Je suis un peu interloqué. J'admets certes l'explication technique de M. Lefrand, qui nous dit qu'il est confus de mentionner territoire de santé et secteur dans le même alinéa. Nous savons que le territoire de santé est plus large que le secteur psychiatrique.
Mais l'explication de Mme la secrétaire d'État me glace le sang ! Elle m'oppose le fait qu'il y a beaucoup d'autres types de prise en charge que dans le cadre du secteur. Mais cela, nous le savions, cela existe depuis toujours. Il y a des établissements privés à but non lucratif qui ne sont pas sectorisés, par exemple les hôpitaux de la fédération des Croix-Marine, que nous connaissons depuis plus de cent ans. Il y a l'intersecteur, ou les services de psychiatrie dans les CHU, qui n'ont pas de secteur. Même si c'est souvent un secteur, dans les SMPR des prisons, les malades qui sortent de prison sont hors-secteur car ils sont en errance. Il s'agit d'ailleurs d'un vrai problème que nous n'avons pas abordé à l'article précédent.
Nous sommes cependant favorables à ce que cette spécificité du secteur soit reconnue comme étant, pour la plupart des patients, qui ne sont pas dans des conditions particulières, la clé de voûte de l'organisation de l'offre de soins psychiatriques dans ce pays, même si l'on sait que des gens continueront d'aller dans tel ou tel service hospitalo-universitaire qui contient un service de psychiatrie. Ce n'est d'ailleurs pas incompatible avec le secteur, loin de là.

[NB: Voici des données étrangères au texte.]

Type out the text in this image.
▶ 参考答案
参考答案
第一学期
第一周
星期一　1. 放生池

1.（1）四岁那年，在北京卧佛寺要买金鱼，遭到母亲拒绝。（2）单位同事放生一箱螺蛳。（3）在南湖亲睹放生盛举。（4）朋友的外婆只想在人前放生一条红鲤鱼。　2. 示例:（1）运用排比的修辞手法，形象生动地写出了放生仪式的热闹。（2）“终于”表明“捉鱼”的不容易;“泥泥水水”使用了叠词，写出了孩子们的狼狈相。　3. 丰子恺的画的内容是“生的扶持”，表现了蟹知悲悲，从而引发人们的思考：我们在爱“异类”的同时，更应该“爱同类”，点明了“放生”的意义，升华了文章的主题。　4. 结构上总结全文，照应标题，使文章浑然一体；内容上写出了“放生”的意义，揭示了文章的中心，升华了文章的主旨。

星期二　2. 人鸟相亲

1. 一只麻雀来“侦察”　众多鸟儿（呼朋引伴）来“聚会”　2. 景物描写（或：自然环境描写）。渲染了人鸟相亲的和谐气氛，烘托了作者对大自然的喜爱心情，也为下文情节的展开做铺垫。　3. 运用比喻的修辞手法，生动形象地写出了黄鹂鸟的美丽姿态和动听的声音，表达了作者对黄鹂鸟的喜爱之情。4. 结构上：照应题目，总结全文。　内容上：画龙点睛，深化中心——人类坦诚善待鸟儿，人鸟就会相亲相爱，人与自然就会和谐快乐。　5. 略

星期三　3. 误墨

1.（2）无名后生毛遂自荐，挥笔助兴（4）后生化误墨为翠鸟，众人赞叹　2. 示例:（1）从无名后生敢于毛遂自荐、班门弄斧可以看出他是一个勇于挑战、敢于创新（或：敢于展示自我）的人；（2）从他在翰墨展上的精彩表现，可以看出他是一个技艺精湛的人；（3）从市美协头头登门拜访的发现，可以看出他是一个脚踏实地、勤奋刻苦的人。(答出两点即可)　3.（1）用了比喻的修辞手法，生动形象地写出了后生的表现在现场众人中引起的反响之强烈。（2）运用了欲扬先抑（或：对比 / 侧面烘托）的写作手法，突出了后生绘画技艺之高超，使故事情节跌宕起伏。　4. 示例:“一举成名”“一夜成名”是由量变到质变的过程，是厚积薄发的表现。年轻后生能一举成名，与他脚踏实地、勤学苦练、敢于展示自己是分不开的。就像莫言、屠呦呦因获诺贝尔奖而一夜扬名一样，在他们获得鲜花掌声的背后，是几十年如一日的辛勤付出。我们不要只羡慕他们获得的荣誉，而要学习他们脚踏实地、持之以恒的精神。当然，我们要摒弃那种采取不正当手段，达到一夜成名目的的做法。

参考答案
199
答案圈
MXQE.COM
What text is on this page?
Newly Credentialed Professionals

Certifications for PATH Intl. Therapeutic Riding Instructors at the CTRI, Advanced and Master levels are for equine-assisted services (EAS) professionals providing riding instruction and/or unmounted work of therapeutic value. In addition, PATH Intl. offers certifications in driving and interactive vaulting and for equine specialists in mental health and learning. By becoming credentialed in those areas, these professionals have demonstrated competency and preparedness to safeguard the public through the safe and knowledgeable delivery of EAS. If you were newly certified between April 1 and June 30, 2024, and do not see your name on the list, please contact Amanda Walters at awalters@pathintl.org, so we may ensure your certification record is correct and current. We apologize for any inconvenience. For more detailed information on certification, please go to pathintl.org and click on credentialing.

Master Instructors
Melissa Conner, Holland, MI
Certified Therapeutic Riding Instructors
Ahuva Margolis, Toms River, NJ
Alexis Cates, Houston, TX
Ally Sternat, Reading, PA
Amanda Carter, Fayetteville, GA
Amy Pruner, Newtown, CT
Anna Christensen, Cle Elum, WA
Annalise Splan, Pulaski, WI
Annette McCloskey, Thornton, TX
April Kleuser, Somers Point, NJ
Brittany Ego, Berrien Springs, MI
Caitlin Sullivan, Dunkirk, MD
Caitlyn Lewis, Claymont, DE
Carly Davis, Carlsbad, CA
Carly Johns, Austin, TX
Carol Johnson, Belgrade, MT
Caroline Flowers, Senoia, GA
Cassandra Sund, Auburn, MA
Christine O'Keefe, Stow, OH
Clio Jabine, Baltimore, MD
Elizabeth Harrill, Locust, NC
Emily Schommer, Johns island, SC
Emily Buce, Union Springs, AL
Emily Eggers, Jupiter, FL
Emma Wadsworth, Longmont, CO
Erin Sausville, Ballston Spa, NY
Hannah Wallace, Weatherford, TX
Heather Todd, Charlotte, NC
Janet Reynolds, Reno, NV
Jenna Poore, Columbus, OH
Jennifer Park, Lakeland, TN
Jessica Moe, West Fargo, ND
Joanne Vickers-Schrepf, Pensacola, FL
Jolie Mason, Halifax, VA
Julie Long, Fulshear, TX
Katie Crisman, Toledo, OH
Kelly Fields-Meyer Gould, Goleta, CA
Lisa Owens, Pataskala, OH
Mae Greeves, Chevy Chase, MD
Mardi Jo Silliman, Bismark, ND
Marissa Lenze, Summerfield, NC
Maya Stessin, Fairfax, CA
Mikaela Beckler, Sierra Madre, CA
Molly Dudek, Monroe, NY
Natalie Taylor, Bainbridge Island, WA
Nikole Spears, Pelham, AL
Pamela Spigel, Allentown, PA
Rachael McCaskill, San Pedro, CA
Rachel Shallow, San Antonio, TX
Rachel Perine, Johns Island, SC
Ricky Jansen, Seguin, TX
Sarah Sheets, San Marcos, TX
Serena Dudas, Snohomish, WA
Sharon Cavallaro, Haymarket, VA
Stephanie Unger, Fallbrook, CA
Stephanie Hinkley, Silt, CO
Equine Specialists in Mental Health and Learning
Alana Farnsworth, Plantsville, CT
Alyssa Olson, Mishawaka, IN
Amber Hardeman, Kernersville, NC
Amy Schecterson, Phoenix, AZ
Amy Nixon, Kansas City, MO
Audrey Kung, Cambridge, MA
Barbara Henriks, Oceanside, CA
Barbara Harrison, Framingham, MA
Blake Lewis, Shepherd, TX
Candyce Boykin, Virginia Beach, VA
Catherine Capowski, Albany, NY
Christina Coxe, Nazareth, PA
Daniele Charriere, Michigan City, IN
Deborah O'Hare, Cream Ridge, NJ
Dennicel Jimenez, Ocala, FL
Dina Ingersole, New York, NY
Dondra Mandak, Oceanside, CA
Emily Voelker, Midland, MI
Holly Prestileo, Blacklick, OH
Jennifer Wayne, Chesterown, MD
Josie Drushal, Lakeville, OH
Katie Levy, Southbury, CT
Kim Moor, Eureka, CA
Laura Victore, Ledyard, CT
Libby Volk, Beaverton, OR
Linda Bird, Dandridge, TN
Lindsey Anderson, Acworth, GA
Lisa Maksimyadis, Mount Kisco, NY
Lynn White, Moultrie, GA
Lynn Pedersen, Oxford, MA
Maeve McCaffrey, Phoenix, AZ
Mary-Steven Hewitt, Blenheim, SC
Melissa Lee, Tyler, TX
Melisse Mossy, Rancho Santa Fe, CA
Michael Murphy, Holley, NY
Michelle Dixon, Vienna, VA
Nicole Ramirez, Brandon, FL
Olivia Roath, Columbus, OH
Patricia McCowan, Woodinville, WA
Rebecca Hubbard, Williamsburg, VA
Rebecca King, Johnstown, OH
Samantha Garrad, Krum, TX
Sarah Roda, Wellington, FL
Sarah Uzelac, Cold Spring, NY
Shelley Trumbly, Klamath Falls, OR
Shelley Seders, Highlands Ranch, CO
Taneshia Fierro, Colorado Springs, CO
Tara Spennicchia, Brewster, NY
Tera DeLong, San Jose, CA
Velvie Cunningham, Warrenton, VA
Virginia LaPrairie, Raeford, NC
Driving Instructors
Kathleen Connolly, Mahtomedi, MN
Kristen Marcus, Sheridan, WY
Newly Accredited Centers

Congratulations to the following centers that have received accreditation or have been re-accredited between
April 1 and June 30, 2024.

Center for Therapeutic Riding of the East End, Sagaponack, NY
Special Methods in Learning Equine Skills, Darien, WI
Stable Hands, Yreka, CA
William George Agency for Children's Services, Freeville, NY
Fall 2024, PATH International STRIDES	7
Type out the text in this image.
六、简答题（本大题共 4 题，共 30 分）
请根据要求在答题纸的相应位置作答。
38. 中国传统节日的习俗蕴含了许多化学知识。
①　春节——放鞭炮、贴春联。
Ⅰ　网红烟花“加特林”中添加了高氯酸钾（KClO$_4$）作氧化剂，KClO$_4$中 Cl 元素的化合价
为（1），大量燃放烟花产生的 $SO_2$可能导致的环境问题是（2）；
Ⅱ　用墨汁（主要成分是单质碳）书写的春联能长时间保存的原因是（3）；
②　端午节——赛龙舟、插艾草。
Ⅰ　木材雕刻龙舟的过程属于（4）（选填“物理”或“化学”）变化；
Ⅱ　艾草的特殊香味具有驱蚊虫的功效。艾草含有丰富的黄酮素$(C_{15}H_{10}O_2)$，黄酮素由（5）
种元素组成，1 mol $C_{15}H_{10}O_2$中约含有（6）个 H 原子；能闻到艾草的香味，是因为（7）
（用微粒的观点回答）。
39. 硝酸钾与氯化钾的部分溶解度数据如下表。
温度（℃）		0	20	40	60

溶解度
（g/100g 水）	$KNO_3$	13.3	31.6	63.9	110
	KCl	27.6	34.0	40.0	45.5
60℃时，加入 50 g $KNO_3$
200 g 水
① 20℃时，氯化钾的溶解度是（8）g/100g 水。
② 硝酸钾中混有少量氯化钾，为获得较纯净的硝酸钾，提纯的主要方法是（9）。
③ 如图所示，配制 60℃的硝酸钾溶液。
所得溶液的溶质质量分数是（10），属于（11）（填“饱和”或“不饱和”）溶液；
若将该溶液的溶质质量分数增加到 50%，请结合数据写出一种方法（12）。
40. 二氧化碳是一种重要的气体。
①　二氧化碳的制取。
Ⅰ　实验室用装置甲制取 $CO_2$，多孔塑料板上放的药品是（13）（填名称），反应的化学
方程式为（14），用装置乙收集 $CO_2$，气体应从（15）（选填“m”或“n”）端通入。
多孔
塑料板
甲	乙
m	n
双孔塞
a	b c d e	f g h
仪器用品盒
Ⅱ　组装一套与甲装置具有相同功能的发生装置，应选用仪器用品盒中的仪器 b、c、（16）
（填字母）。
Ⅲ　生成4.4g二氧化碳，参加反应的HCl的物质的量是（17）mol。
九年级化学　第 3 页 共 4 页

Mais à force de le caresser, de l'admirer, et de dire qu'il est formidable, nous sommes ici en train de noyer le secteur dans d'autres choses. Je suis donc extrêmement inquiet, parce que l'on va faire des économies d'échelle, les équipes vont être rassemblées sur un territoire de santé très vaste, et cela sera la fin du secteur.
Avec mon collègue Malherbe, nous avons signé ensemble la création d'une communauté hospitalière de territoire qui va se mettre en place. Nous sommes dans un domaine de coopération entre hôpitaux, et nous en sommes très heureux, puisqu'à quelque cinquante kilomètres de Paris, l'hôpital de sa commune accueille aussi des malades parisiens. Nous sommes donc tout à fait conscients de ces problèmes, mais il n'empêche que le secteur doit rester la clé de voûte de l'organisation psychiatrique de l'offre de soins. Je ne comprends pas ce que vous êtes en train de faire, sinon diluer le secteur dans un ensemble qui existe déjà.
Nous sommes évidemment favorables à toutes les mises en commun quand elles permettent d'être plus efficaces : je pense au problème des urgences, qui dépasse le simple cadre d'un secteur, et peut se poser sur une ville, sur une commune, notamment sur une commune importante qui comporte plusieurs secteurs – nous en savons quelque chose à Paris, et c'est le cas dans bien des villes importantes.
Je ne veux pas ennuyer le rapporteur dans cette affaire, mais je maintiens le désir que la sectorisation psychiatrique soit rappelée dans ce texte, et les explications de la ministre, non seulement ne nous ont pas convaincus, mais indiquent au contraire que quelque chose se prépare qui ne semble pas tout à fait bon. Puisque l'on parle de psychiatrie, il ne s'agit pas de paranoïa, mais d'une vieille habitude de ce qui se trame dans les couloirs du ministère de la santé.